Design, build, and operate OpenAI’s multi-tenant caching platform used across inference, identity, quota, and product experiences.
Define the long-term vision and roadmap for caching as a core infra capability, balancing performance, durability, and cost.
Collaborate with other infra teams (networking, observability, databases) and product teams to ensure the caching platform meets their needs.

Requirements

5+ years of experience building and scaling distributed systems, with a strong focus on caching, load balancing, or storage systems.
Deep expertise with Redis, Memcached, or similar solutions, including clustering, durability configurations, client-side connection patterns, and performance tuning.
Production experience with Kubernetes, service meshes (e.g., Envoy), and autoscaling systems.
Strong understanding of networking fundamentals and architecture trade-offs related to latency, reliability, throughput, and cost.
Experience designing and operating multi-tenant, high-availability platforms.
Ability to work in a fast-paced environment and balance pragmatic engineering with long-term technical excellence.

About OpenAI

OpenAI is an AI research and deployment company dedicated to ensuring that general-purpose artificial intelligence benefits all of humanity.
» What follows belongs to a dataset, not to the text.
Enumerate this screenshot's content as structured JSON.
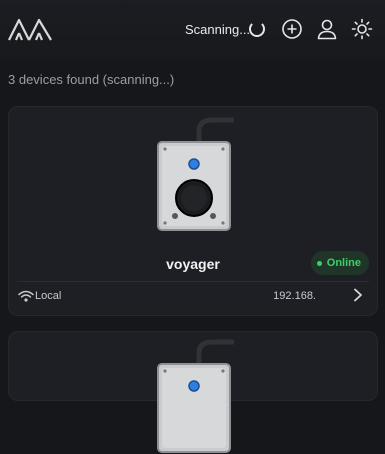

We push the boundaries of AI system capabilities and seek to safely deploy them to the world through our products. OpenAI is an equal opportunity employer and provides reasonable accommodations to applicants with disabilities.

Background checks for applicants will be administered in accordance with applicable law. Additional policy and compliance links are provided in the original posting.

Benefits

Base pay in the listed range (see job posting) plus generous equity and performance-related bonuses for eligible employees.
Medical, dental, and vision insurance for you and your family, with employer contributions to Health Savings Accounts.
Pre-tax accounts for Health FSA, Dependent Care FSA, and commuter expenses.
401(k) retirement plan with employer match.
Paid parental leave (up to 24 weeks for birth parents and 20 weeks for non-birthing parents), plus paid medical and caregiver leave (up to 8 weeks).
Paid time off: flexible PTO for exempt employees and up to 15 days annually for non-exempt employees.
13+ paid company holidays and additional coordinated office closures.
Mental health and wellness support; employer-paid basic life and disability coverage.
Annual learning and development stipend; daily meals in offices and meal delivery credits as eligible.
Relocation support for eligible employees.
Additional taxable fringe benefits (charitable donation matching, wellness stipends) as applicable.